В наказание за отказ от работы начальство лишало посылок, так что рождественские праздники получились довольно скудными. И открытки опять перестали выдавать тем, кто был осужден судом или Особым совещанием на советской территории.
В Абези
Как помнится, 20 января 1955 года почти все мы были переведены в лагерь в Абези. Мы проехали на поезде вдоль нижнего течения реки Усы до места впадения в нее Воркуты и оказались как раз на арктическом Полярном круге.
Здесь меня сразу же настигла беда: во время обыска у меня забрали вместе с тетрадью и другими заметками на немецком языке листки, содержащие пять месс. Охранник сказал, что после цензуры эти бумаги мне будут возвращены, но все мои неоднократные протесты и запросы к начальству были бесполезны. На первый запрос начальник культурно-воспитательной части сказал с упреком:
— У вас там молитвы!
— Тоже мне, опасность для Советского Союза! — ответил я. — Так-то вы следуете указанию Хрущева! Он же заявил прошлой осенью, что с религией нужно бороться наукой, а не насилием!
— Хорошо, посмотрим, а после вернем.
Все это были только слова: пришлось восстанавливать свой маленький служебник по памяти, в виде кратких заметок. В этом небольшом лагере было очень много стариков и инвалидов. Нас, иностранцев, держали изолированно на карантине почти месяц и больше не докучали работой, даже когда перевели в общую зону.

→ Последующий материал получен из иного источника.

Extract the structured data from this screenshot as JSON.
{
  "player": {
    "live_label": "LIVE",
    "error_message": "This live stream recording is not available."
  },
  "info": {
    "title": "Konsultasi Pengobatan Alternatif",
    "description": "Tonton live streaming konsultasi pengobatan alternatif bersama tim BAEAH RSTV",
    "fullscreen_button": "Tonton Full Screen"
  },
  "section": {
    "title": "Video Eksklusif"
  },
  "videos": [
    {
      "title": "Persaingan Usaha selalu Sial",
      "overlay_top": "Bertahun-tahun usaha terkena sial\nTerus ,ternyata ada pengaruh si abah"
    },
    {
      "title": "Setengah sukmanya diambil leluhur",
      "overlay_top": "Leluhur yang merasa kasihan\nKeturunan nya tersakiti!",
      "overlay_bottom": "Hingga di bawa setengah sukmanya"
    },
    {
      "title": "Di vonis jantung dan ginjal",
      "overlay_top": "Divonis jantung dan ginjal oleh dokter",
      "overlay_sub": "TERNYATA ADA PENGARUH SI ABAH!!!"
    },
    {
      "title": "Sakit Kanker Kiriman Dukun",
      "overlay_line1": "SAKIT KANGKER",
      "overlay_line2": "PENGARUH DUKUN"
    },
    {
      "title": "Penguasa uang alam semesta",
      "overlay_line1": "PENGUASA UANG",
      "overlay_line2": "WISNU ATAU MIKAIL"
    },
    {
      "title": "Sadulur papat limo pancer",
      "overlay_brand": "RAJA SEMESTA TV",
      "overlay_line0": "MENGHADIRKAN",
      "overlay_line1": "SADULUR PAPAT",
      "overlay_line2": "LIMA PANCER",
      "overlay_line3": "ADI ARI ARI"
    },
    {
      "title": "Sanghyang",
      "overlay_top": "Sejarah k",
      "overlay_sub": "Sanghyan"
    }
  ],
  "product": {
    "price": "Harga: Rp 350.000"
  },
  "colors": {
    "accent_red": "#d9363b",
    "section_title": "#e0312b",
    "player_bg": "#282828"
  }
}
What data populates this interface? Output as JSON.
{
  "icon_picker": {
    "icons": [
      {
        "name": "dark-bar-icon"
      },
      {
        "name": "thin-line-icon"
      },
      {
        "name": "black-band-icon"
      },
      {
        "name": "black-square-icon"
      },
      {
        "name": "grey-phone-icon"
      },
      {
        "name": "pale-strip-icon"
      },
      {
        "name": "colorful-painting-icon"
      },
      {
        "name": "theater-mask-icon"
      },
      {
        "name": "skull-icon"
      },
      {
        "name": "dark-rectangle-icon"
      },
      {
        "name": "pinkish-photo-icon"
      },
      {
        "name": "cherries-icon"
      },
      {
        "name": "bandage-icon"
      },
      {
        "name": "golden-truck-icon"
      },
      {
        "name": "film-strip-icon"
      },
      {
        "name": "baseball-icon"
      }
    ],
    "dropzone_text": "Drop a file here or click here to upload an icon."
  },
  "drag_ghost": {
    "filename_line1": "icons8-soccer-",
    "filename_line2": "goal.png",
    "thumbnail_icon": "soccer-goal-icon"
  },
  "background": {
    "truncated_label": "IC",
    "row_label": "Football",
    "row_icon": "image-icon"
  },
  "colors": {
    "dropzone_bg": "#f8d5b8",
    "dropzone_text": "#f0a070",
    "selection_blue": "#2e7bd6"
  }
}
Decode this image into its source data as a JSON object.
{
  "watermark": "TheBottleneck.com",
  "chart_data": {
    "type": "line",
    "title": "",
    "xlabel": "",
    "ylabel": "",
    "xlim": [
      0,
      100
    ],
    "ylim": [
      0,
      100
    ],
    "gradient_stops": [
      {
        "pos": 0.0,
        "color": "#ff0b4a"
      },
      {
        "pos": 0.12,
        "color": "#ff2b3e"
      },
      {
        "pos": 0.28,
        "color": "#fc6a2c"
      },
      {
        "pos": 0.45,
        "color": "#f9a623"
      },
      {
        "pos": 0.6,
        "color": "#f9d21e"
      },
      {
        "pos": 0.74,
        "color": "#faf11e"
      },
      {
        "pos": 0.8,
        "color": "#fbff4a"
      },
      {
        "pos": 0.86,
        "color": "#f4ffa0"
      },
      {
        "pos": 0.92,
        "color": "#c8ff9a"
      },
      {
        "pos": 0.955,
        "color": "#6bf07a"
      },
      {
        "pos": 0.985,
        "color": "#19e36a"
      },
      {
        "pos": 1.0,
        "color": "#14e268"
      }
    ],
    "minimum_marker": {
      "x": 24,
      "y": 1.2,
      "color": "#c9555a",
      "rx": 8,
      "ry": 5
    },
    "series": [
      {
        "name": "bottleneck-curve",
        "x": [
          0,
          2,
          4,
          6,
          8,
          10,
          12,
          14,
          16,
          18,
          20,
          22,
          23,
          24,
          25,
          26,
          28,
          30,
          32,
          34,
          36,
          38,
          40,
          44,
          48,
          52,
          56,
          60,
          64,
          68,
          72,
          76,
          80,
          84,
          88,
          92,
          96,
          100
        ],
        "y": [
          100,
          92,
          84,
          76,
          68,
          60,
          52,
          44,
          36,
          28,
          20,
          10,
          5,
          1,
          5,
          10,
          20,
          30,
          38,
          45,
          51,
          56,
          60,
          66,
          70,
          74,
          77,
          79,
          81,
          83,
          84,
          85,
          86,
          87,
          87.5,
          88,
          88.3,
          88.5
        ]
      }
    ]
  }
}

Во время карантина я в последний раз увидел северное сияние, как мне кажется, это был вечер первого явления Непорочной Девы Марии в Массабельском гроте в Лурде. Я созерцал эту картину долго, настолько долго, насколько мог терпеть той ночью мороз. Это было самое красивое северное сияние за восемь зим, проведенных здесь. На сей раз это была неописуемая роскошь красок в колыхании и волнении сияющих лент и стрел! Казалось, Пресвятая Дева на молчаливом небесном органе последний раз аккомпанировала строфе, в эти годы добавленной мной к песне отца Паоло Делл’Ольо «Когда я думаю о Тебе, прекрасная Мадонна…»:
В Абези я встретил многих католических священников, среди которых трое были латышами. Познакомился также с православным монахом, уроженцем финской Карелии; с ним я много раз беседовал, и он рассказал мне много интересного о «Церкви» Алексия. Здесь я упомяну только его имя и фамилию — Иоганн Матси, а позднее мы услышим его самого.